School Business Manager Heidi Zimmerman explained that the WWTF costs will be added to the Link project audit now underway by the firm of Melanson, Heath & Company, P.C. MSBA will reimburse the town 60% of eligible costs up to the maximum allowable cost. The Department of Education (DOE) originally approved a maximum of $3,380,688 based on the 1997 allowance of $153 per square foot and the approved project size of 22,096 square feet.

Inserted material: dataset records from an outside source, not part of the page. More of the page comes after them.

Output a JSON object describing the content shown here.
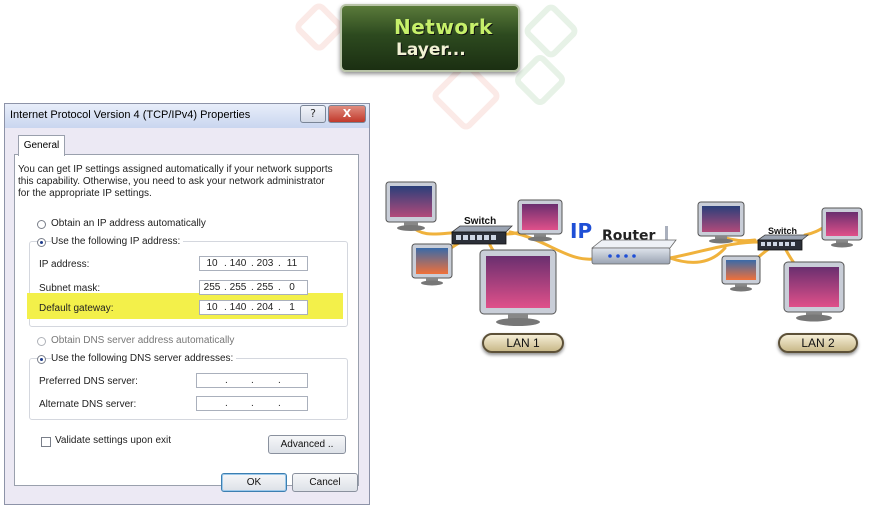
{
  "badge": {
    "line1": "Network",
    "line2": "Layer..."
  },
  "dialog": {
    "title": "Internet Protocol Version 4 (TCP/IPv4) Properties",
    "help_label": "?",
    "close_label": "X",
    "tab_label": "General",
    "info_text": "You can get IP settings assigned automatically if your network supports this capability. Otherwise, you need to ask your network administrator for the appropriate IP settings.",
    "ip_auto_label": "Obtain an IP address automatically",
    "ip_manual_label": "Use the following IP address:",
    "ip_address_label": "IP address:",
    "subnet_label": "Subnet mask:",
    "gateway_label": "Default gateway:",
    "ip_address": [
      "10",
      "140",
      "203",
      "11"
    ],
    "subnet_mask": [
      "255",
      "255",
      "255",
      "0"
    ],
    "default_gateway": [
      "10",
      "140",
      "204",
      "1"
    ],
    "dns_auto_label": "Obtain DNS server address automatically",
    "dns_manual_label": "Use the following DNS server addresses:",
    "preferred_dns_label": "Preferred DNS server:",
    "alternate_dns_label": "Alternate DNS server:",
    "validate_label": "Validate settings upon exit",
    "advanced_label": "Advanced ..",
    "ok_label": "OK",
    "cancel_label": "Cancel",
    "selected_ip_mode": "manual",
    "selected_dns_mode": "manual",
    "validate_checked": false
  },
  "diagram": {
    "ip_label": "IP",
    "router_label": "Router",
    "switch1_label": "Switch",
    "switch2_label": "Switch",
    "lan1_label": "LAN 1",
    "lan2_label": "LAN 2",
    "cable_color": "#f0b23c"
  },
  "colors": {
    "highlight": "#f3f04a",
    "ip_text": "#1f4fd6",
    "badge_text": "#c6f06a"
  }
}
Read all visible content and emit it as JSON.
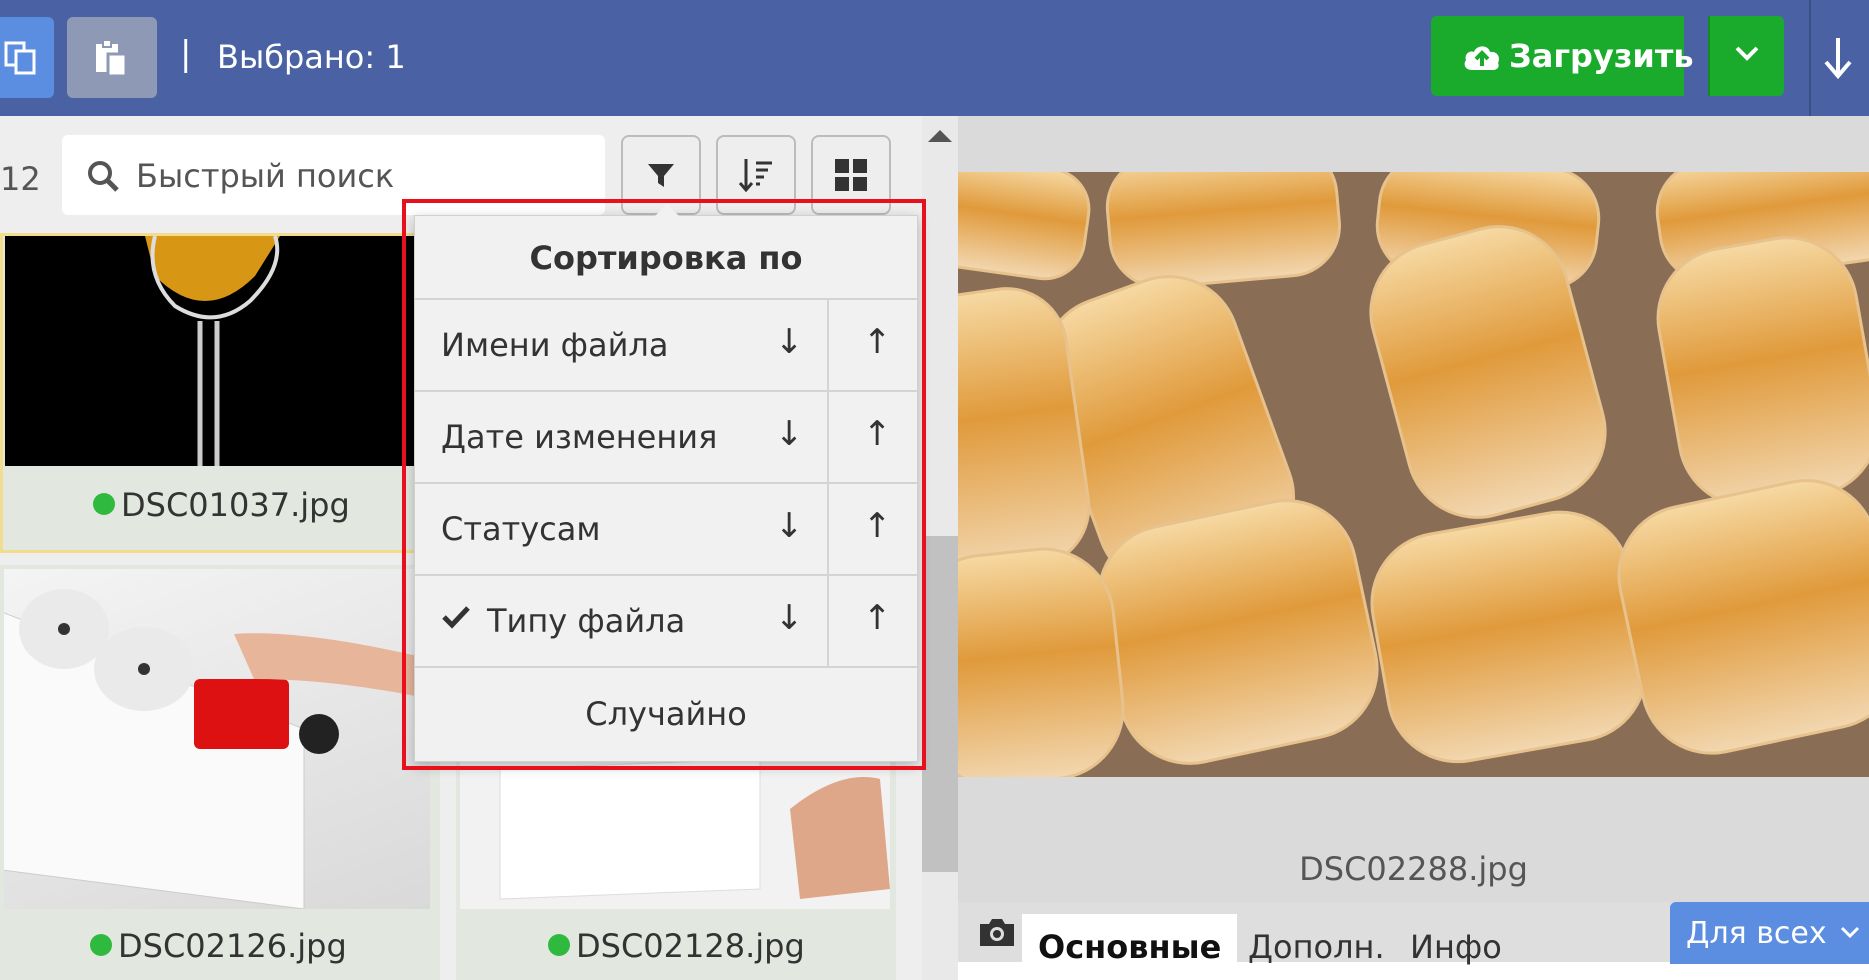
{
  "toolbar": {
    "selected_label": "Выбрано: 1",
    "separator": "|",
    "upload_label": "Загрузить",
    "icons": [
      "copy-icon",
      "paste-icon",
      "cloud-upload-icon",
      "chevron-down-icon",
      "download-arrow-icon"
    ],
    "colors": {
      "topbar": "#4a62a4",
      "upload": "#1aab2c",
      "accent": "#5b8de0"
    }
  },
  "library": {
    "count": "12",
    "search_placeholder": "Быстрый поиск",
    "tools": [
      "filter-icon",
      "sort-icon",
      "grid-view-icon"
    ],
    "thumbnails": [
      {
        "file": "DSC01037.jpg",
        "status": "green"
      },
      {
        "file": "DSC02126.jpg",
        "status": "green"
      },
      {
        "file": "DSC02128.jpg",
        "status": "green"
      }
    ]
  },
  "sort_menu": {
    "title": "Сортировка по",
    "options": [
      {
        "label": "Имени файла",
        "checked": false
      },
      {
        "label": "Дате изменения",
        "checked": false
      },
      {
        "label": "Статусам",
        "checked": false
      },
      {
        "label": "Типу файла",
        "checked": true
      }
    ],
    "down_arrow": "↓",
    "up_arrow": "↑",
    "random_label": "Случайно",
    "highlight_color": "#e8101c"
  },
  "preview": {
    "file": "DSC02288.jpg"
  },
  "tabs": {
    "items": [
      "Основные",
      "Дополн.",
      "Инфо"
    ],
    "active": "Основные",
    "for_all_label": "Для всех"
  }
}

Zimmerman explained that project audits typically take about three months. Once the audit is completed this fall, the MSBA will decide which expenses are eligible for reimbursement and notify the town. Zimmerman said that the cost of the WWTF, at roughly $2.5 million, will make the total expenses greatly exceed the cap set by MSBA. Therefore, in order to have a chance at reimbursement for the WWTF, she said the school will probably need to appeal the initial MSBA award. MSBA has acknowledged the school's reasons why the more expensive WWTF was needed. Zimmerman thought the appeal process was designed to handle this type of unexpected project modification.